There may be echoes of their previous work throughout Home Counties but they haven’t lost their spontaneous spirit. The eerie atmospherics of ‘Heather’ is unlike anything in their catalogue. Sarah Cracknell sings the mysterious lines, “Heather was a girl who once questioned her life, she comes and she goes like the warmth in the daylight” over the album’s most dramatic melody. ‘Sweet Arcadia’ works as the third part of a trilogy of spoken word songs that includes ‘Teenage Winter’ and ‘Over The Border’ (the emotional highpoints of their last two releases). Halfway through it morphs into a dark ambient epic. ‘Breakneck Hill’ is an instrumental that has more in common with Twin Peaks than the group’s earlier instrumentals. Overall, this is one of their most varied and balanced releases.
Sarah Cracknell’s rich voice has always characterised Saint Etienne’s sound. She excels on Home Counties. Her delicate voice lends itself well to the wistful nature of ‘Something New’ as it did on ‘Side Streets’. Her vocals are so breathy and gorgeous on ‘After Hebden’ that it could be on Tiger Bay. As with some of the band’s finest work, the songs are often underpinned by melancholy. It’s most noticeable on the highlight, ‘What Kind Of World’ as Cracknell bluntly sings, “let’s find another country, let’s find a better one”.

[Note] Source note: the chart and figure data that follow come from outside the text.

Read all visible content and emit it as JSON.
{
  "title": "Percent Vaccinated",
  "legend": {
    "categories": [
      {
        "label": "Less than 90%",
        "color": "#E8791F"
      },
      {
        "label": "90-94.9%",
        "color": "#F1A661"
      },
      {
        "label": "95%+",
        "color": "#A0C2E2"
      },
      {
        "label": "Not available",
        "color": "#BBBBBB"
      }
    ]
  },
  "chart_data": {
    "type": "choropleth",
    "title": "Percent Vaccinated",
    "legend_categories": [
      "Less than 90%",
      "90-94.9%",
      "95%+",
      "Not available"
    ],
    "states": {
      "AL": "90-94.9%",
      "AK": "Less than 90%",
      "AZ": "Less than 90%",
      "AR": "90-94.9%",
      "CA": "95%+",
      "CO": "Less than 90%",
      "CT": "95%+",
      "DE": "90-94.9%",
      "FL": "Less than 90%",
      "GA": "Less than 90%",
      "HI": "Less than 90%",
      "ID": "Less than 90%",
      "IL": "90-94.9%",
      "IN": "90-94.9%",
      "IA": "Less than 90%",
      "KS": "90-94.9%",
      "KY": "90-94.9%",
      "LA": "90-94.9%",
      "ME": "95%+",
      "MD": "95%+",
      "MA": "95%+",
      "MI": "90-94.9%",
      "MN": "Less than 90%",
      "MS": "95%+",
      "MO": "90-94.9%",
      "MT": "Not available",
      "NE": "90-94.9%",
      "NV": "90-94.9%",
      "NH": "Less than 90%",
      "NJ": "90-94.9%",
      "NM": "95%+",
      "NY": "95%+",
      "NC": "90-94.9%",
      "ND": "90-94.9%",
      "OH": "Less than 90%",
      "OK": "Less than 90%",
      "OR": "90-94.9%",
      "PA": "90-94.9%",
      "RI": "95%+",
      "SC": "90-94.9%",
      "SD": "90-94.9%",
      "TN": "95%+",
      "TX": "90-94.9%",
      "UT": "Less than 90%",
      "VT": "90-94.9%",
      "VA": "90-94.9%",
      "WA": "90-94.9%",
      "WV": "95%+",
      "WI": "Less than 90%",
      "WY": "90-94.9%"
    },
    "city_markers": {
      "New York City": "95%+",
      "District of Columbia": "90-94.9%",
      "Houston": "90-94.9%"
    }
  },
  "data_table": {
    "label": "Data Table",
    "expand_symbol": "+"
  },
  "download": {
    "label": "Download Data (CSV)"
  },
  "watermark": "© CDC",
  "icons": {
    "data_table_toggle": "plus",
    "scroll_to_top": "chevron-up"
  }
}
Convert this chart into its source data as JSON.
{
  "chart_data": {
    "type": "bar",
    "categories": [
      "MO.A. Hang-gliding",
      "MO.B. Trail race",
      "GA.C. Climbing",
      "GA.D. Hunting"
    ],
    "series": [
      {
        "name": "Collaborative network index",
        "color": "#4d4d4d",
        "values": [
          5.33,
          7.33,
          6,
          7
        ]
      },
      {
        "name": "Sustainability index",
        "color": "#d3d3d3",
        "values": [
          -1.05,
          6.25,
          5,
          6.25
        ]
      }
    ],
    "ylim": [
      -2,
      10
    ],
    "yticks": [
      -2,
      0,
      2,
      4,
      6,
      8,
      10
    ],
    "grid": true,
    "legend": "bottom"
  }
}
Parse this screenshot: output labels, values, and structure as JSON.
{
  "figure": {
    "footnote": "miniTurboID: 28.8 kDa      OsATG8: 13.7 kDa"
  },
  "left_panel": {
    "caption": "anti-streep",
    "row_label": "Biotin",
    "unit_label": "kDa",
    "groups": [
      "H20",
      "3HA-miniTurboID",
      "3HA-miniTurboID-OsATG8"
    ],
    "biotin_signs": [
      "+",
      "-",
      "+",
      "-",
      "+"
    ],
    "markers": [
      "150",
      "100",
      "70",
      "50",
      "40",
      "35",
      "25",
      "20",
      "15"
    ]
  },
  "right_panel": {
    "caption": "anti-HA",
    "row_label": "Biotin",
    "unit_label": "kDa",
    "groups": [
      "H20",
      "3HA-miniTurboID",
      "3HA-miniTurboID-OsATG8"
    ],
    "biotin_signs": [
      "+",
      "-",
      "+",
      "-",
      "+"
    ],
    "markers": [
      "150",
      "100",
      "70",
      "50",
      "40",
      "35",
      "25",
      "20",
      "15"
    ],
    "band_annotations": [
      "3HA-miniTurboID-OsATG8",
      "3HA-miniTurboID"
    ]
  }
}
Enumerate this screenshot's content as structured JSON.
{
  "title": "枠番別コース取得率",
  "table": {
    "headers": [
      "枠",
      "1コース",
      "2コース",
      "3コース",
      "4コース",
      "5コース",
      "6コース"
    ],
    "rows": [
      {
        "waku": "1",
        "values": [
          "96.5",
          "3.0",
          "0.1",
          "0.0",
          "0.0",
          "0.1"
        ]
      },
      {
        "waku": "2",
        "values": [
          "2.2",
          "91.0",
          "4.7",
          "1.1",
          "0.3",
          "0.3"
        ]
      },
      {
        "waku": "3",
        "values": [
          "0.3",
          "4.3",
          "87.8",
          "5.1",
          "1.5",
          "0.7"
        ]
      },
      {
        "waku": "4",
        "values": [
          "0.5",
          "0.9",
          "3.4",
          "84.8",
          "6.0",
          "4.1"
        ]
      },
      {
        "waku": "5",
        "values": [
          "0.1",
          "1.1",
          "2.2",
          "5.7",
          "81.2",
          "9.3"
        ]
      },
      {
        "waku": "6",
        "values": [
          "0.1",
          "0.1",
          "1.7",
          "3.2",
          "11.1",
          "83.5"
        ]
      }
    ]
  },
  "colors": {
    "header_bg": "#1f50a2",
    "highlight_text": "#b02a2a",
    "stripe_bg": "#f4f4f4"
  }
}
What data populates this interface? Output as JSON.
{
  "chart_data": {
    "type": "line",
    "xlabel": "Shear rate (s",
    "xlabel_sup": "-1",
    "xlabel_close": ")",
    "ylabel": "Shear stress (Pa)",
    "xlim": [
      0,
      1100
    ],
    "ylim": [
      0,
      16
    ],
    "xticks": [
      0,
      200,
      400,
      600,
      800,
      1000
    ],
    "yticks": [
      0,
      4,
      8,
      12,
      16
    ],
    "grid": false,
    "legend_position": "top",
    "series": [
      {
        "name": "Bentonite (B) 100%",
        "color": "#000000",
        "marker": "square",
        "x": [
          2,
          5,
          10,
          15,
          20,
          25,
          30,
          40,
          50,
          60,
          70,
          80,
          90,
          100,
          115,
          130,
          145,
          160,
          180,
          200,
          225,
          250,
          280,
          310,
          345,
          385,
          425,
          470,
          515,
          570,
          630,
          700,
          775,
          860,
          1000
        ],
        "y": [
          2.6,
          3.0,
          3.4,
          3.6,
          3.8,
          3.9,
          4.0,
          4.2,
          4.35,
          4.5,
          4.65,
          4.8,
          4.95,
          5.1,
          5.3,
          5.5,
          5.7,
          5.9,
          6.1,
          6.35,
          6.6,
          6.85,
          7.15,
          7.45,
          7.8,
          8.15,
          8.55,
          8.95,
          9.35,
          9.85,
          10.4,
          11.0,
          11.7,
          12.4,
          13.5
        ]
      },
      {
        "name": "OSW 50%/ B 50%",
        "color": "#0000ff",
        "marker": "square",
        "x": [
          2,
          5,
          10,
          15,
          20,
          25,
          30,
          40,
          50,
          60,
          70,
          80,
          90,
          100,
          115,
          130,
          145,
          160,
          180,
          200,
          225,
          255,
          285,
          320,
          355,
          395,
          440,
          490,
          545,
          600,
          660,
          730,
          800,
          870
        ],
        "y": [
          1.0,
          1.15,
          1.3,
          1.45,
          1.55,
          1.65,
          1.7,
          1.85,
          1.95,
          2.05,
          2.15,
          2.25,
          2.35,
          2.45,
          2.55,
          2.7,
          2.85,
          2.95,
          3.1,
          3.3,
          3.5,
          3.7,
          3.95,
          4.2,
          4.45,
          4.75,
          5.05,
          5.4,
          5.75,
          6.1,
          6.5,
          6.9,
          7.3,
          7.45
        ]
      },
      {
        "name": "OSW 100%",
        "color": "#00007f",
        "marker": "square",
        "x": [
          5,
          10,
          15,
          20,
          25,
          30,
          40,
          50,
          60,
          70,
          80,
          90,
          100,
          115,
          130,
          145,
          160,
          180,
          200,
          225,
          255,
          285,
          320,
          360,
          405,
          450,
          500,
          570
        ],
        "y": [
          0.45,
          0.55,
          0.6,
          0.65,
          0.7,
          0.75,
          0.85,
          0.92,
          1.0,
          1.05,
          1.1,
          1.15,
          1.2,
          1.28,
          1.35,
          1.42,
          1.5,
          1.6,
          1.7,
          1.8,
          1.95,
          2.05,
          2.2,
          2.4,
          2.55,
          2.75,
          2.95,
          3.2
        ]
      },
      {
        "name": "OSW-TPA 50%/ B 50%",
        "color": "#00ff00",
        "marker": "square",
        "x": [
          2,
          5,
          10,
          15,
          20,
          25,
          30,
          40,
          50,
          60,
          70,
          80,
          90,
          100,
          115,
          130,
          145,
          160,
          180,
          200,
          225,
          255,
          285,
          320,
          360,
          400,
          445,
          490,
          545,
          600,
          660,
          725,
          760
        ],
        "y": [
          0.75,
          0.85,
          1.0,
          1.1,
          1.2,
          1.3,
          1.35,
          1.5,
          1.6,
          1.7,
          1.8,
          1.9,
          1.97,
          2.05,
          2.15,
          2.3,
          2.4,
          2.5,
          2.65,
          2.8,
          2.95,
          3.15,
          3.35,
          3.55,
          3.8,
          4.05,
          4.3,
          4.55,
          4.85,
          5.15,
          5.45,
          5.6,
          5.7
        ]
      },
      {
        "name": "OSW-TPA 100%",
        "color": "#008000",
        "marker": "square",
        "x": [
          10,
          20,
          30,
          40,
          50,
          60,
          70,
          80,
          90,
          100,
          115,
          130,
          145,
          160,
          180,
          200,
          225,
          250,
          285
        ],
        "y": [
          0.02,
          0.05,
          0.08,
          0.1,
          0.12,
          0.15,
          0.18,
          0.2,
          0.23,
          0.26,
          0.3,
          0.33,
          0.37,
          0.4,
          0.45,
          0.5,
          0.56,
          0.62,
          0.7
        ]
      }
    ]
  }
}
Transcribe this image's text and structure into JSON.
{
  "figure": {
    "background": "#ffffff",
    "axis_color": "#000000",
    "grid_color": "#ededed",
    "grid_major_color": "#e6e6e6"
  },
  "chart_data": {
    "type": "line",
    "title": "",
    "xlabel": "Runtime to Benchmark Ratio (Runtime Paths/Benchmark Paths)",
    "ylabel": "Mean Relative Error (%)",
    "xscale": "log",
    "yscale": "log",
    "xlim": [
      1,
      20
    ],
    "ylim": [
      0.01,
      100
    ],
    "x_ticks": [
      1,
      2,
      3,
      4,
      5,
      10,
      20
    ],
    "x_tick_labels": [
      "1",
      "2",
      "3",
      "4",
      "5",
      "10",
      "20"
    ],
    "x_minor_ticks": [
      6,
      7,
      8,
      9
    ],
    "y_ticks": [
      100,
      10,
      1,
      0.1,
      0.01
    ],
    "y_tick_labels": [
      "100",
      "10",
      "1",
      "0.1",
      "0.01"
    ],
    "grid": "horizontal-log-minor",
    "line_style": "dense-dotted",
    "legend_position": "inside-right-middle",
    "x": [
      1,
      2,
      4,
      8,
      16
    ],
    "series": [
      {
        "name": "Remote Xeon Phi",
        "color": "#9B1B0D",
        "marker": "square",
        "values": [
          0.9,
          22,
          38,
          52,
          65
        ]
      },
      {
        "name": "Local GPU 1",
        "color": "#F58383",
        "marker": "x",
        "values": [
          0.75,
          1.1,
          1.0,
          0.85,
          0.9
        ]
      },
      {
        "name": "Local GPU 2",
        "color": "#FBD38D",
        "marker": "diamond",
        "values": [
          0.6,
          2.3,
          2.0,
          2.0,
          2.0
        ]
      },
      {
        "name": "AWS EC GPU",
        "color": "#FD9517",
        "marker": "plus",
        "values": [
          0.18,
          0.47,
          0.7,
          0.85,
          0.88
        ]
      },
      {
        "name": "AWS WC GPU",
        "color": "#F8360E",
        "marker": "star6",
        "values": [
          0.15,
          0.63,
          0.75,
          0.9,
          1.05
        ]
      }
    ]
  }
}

Just like Tales From Turnpike House and Words & Music, Home Counties arrives as spring is turning into summer. And it’s perfect timing — they invite you into a world that can best be enjoyed lying back while the sun is shining and the heat is rising. Home Counties isn’t as instant their last two records, but it’s an equally rewarding listen. It makes you hope these skilled musicians continue making records this beautiful for another 25 years.